Yeah, the noise channel will never sound right unless the high frequencies are accounted for in some way. Averaging them is pretty good for that.
For a simple but pretty good sounding setup, I've used this in
a few projects:
- 1. Sample most channels at 192kHz (4 x 48kHz), but for the noise channel take an average of the full 1.8MHz output.
- 2. Apply simple highpass/lowpass IIR to the 192kHz output to approximate the NES' internal filters.
- 3. Average every 4 samples to downsample to 48kHz.
That will have some minor aliasing, especially at some edge cases, but it's a pretty good tradeoff of complexity/computation vs. sound quality. 32-bit integers are perfectly fine for this level of approach. 2x instead of 4x might be an acceptable trade as well, but in my tests 4x sounded better enough vs. the cost that it was worthwhile.
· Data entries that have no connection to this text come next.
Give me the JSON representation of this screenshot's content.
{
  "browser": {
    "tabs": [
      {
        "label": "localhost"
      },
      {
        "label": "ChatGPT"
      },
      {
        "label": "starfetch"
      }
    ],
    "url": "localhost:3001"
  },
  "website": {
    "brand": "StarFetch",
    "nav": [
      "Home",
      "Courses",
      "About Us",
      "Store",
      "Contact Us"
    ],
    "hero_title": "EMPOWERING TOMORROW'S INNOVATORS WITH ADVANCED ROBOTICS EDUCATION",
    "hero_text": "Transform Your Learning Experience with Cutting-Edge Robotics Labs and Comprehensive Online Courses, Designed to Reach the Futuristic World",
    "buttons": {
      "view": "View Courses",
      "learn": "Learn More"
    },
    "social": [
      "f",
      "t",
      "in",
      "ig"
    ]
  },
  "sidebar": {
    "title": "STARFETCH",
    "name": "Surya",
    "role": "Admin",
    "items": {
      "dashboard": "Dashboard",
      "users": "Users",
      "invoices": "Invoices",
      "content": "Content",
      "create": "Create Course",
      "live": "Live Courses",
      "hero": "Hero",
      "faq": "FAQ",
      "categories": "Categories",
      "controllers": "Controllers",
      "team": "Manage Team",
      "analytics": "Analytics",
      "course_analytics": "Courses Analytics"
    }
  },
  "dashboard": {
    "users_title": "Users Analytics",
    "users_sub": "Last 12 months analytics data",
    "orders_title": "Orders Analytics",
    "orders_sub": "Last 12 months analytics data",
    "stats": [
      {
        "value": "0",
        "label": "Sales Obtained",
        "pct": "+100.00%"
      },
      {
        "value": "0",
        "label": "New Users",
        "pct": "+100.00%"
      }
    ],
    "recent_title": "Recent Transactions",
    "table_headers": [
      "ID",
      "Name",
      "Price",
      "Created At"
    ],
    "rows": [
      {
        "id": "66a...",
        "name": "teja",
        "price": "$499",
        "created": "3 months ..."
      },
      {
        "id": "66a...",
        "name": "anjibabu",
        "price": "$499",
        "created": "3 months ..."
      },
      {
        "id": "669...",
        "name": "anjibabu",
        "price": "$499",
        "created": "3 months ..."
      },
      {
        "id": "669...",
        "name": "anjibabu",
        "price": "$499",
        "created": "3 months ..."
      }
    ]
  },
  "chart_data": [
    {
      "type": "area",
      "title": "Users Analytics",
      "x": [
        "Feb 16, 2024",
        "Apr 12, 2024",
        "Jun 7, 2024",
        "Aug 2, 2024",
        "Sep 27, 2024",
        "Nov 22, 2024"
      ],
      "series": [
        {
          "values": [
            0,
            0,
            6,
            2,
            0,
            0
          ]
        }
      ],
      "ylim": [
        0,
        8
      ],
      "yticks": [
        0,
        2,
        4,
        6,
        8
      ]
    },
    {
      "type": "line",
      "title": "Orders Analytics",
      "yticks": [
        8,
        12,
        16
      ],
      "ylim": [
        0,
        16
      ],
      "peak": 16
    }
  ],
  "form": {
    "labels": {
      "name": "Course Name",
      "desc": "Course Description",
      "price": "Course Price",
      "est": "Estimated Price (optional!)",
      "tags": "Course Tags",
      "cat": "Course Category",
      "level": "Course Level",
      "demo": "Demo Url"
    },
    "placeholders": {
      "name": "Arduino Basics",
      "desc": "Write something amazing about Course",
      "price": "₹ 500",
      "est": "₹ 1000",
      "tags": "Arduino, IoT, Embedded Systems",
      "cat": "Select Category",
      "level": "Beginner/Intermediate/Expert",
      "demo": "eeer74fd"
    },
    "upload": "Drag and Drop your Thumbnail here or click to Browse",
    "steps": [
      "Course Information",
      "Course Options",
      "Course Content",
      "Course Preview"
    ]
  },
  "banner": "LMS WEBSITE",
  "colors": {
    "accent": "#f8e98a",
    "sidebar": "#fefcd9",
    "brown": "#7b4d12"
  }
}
The periodic noise mode is one thing that tends to have harsh aliasing without some more thorough high frequency emulation / better downsampling, but I think the quality even for this simple version is quite acceptable. There's other edge cases with e.g. triangle set to its highest frequency in some games in lieu of being "silenced", or how MMC5 pulses can go to very high frequencies that 2A03 gets muted for. You can work around these by just muting them when at high frequencies, which might be an easier solution than trying to generate them and then filter them out.
For higher powered accuracy, I'd want to do everything at 1.8MHz and have a robust downsampler, probably a windowed sinc of some sort, but there's a lot of options. Blargg's
blip-buffer is an interesting implementation where it approximates a FIR by replacing the step changes of the input with a frequency-appropriate filtered step curve instead.